As is typical in New Jersey Democratic circles, the people have already been given their establishment Democratic candidate of choice. State Sen. Donald Norcross, the former head of the AFL-CIO’s South Jersey chapter and brother of South Jersey power broker George Norcross, has been given the nod from Andrews and the Democratic Party.
Perhaps the New Jersey liberal media has been so busy making news regarding the Ft. Lee traffic jam, because the vast majority of New Jersey voters had no idea that Rob Andrews was even under investigation. But under the gun he was.
The ethics committee has been investigating his family trip to Scotland, because of the use of $30,000 of campaign money to pay for flights, a stay at a luxury hotel for the whole family and other expensive accommodations while attending a wedding in Edinburgh.
Conveniently, the findings will have no bearing on a former member, unless a Democratic administration — keen on attacking others for misusing campaign funds as of late — decides to pursue the investigation. While Rob Andrews says the decision was irrelevant and that he did hear word about a damning report, others disagree.
“Clearly he wants to leave before there’s any more embarrassment,” said Melanie Sloan, executive director of Citizens for Responsibility and Ethics in Washington, a group that has long criticized Andrews’ behavior.
Sloan noted that retiring members of Congress rarely find it in their best interest to leave early, opting instead to stay until the end of their last term.
“He’s leaving right in the middle, which suggests he wants to make sure this doesn’t see the light of day,” Sloan said of the pending House Ethics Committee investigation. “When you’re kicked out of the house you’re going to have a tough time getting a high priced law firm job. People are not going to be calling you for advice.”
“This was the entirety of the campaign against me in 2012,” Andrews said. “And the people rendered their judgment.”

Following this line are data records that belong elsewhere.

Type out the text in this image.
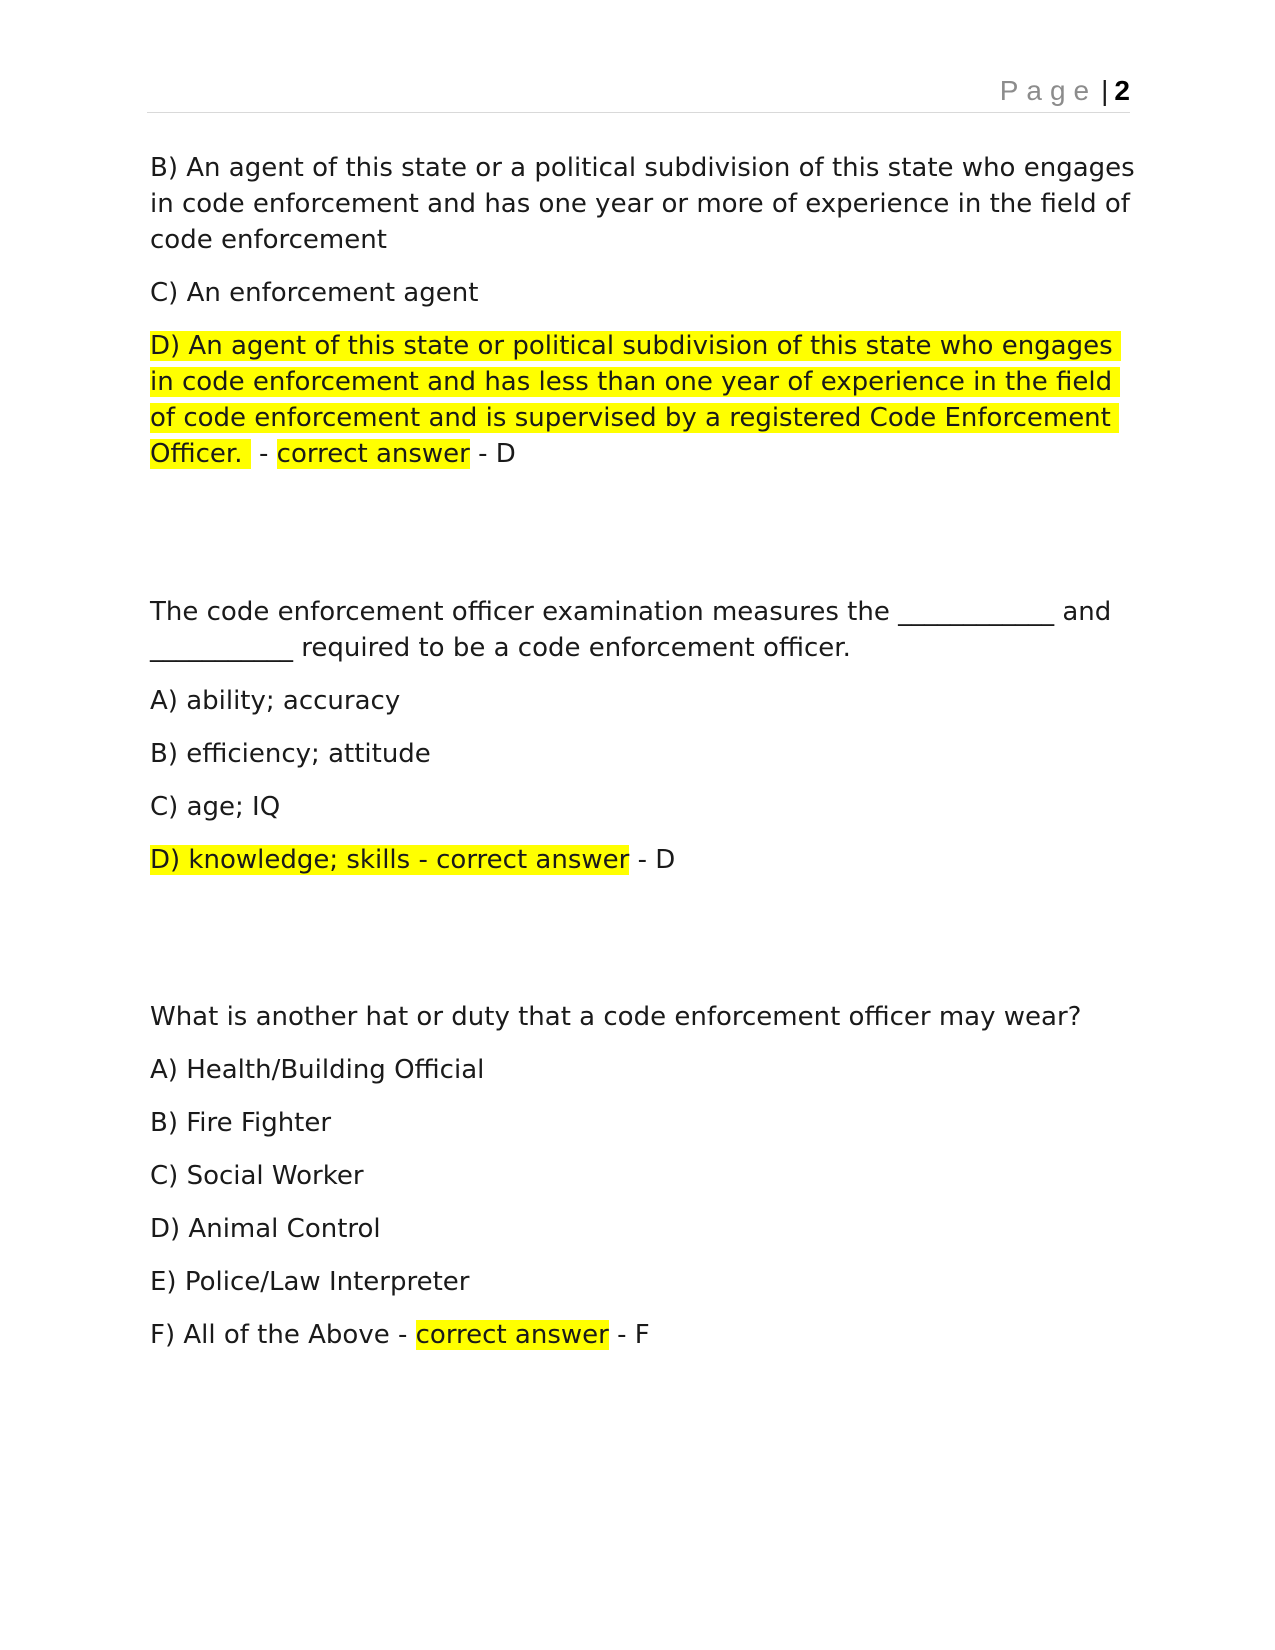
Page | 2

B) An agent of this state or a political subdivision of this state who engages in code enforcement and has one year or more of experience in the field of code enforcement

C) An enforcement agent

D) An agent of this state or political subdivision of this state who engages in code enforcement and has less than one year of experience in the field of code enforcement and is supervised by a registered Code Enforcement Officer.  - correct answer - D

The code enforcement officer examination measures the ____________ and ___________ required to be a code enforcement officer.

A) ability; accuracy

B) efficiency; attitude

C) age; IQ

D) knowledge; skills - correct answer - D

What is another hat or duty that a code enforcement officer may wear?

A) Health/Building Official

B) Fire Fighter

C) Social Worker

D) Animal Control

E) Police/Law Interpreter

F) All of the Above - correct answer - F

When Rob Andrews was asked whether or not he had regrets about using campaign funds inappropriately, he said “I regret creating any distraction that would take people away from the mission I brought to his office, which is to try to help the people of my community.”
But despite the fact that little has been done for his district outside of strengthening labor unions, not test scores and opportunity, the district remains solidly Democrat.